En 1857, on fermera le cimetière de la Pointe. Tous les défunts, dont Gabriel, sont exhumés et inhumés à nouveau dans le cimetière Saint-Vallier, maintenant administré par le cimetière Saint-Charles, à Sainte-Foy. Il n’y a aucune pierre tombale sur le site. Le terrain où les victimes du choléra de 1832 reposent est, de nos jours, situé sur le bord de l'avenue du Pont Scott, à quelques pas de la rivière Saint-Charles.

Gabriel
Né le 9 mars 1763, à L'Ange-Gardien, sur la Côte de Beaupré. Gabriel Garneau est le fils de Pierre Garneau (1740-1815) et de Marguerite Julien (1739-1813). Le lendemain il est baptisé dans la tradition catholique.

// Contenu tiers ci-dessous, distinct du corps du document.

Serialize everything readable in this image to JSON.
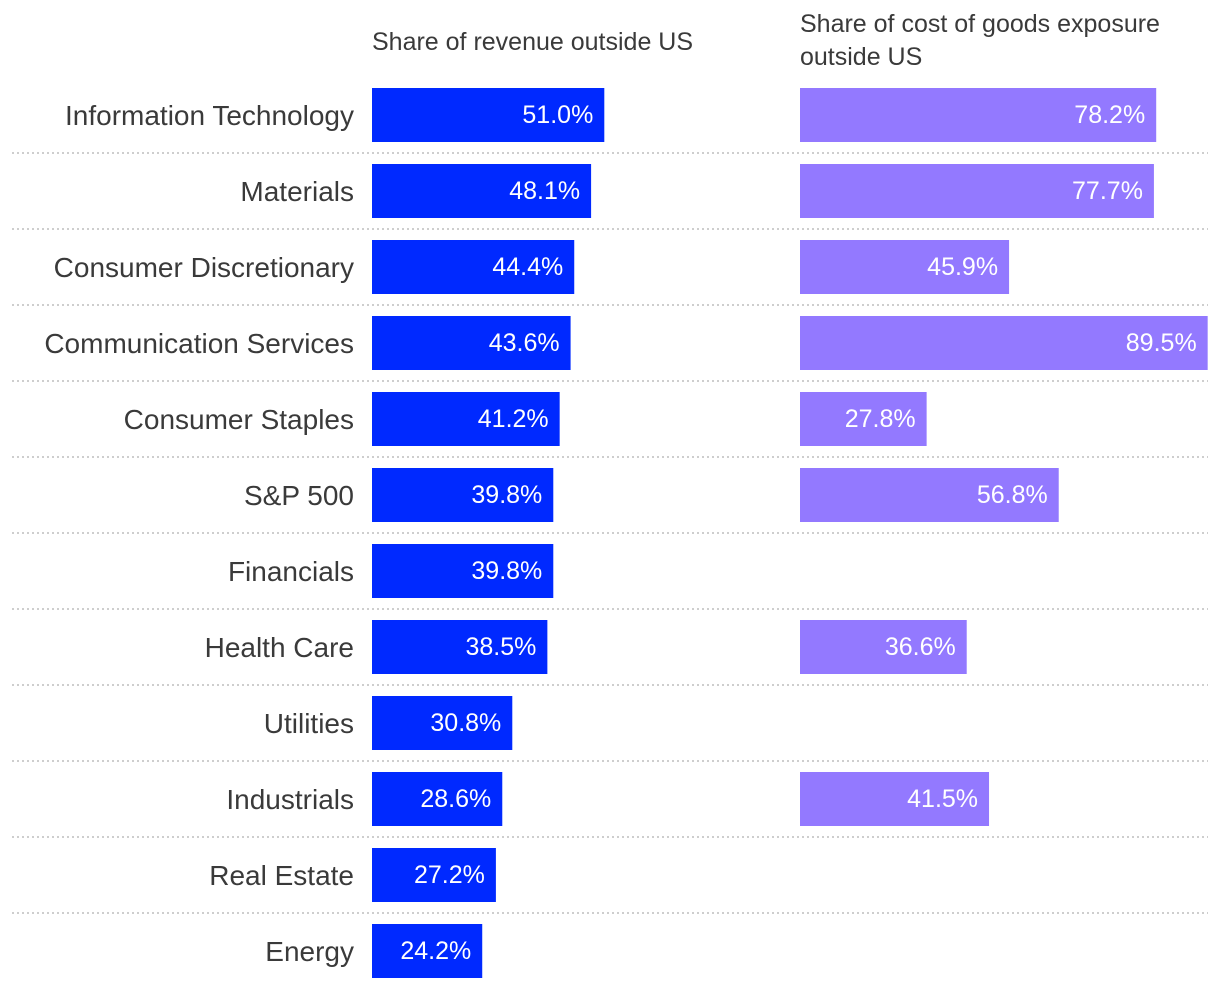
{
  "chart_data": {
    "type": "bar",
    "orientation": "horizontal",
    "categories": [
      "Information Technology",
      "Materials",
      "Consumer Discretionary",
      "Communication Services",
      "Consumer Staples",
      "S&P 500",
      "Financials",
      "Health Care",
      "Utilities",
      "Industrials",
      "Real Estate",
      "Energy"
    ],
    "series": [
      {
        "name": "Share of revenue outside US",
        "title_lines": [
          "Share of revenue outside US"
        ],
        "color": "#0029ff",
        "values": [
          51.0,
          48.1,
          44.4,
          43.6,
          41.2,
          39.8,
          39.8,
          38.5,
          30.8,
          28.6,
          27.2,
          24.2
        ],
        "labels": [
          "51.0%",
          "48.1%",
          "44.4%",
          "43.6%",
          "41.2%",
          "39.8%",
          "39.8%",
          "38.5%",
          "30.8%",
          "28.6%",
          "27.2%",
          "24.2%"
        ]
      },
      {
        "name": "Share of cost of goods exposure outside US",
        "title_lines": [
          "Share of cost of goods exposure",
          "outside US"
        ],
        "color": "#9379ff",
        "values": [
          78.2,
          77.7,
          45.9,
          89.5,
          27.8,
          56.8,
          null,
          36.6,
          null,
          41.5,
          null,
          null
        ],
        "labels": [
          "78.2%",
          "77.7%",
          "45.9%",
          "89.5%",
          "27.8%",
          "56.8%",
          null,
          "36.6%",
          null,
          "41.5%",
          null,
          null
        ]
      }
    ],
    "value_unit": "%",
    "xlim": [
      0,
      100
    ],
    "grid": false,
    "separators": "dotted"
  }
}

Il épousera Marguerite Ouellet. Le 20 novembre 1797, ils signent un contrat de mariage chez le notaire Louis Cazes, à La Pocatière. Le 28 novembre, ils reçoivent le sacrement du mariage dans l’église catholique de Saint-Roch-des-Aulnaies. À la suite de son décès, elle finira ses jours à Saint-André-de-Kamouraska. Elle quittera ce monde le 28 octobre 1837.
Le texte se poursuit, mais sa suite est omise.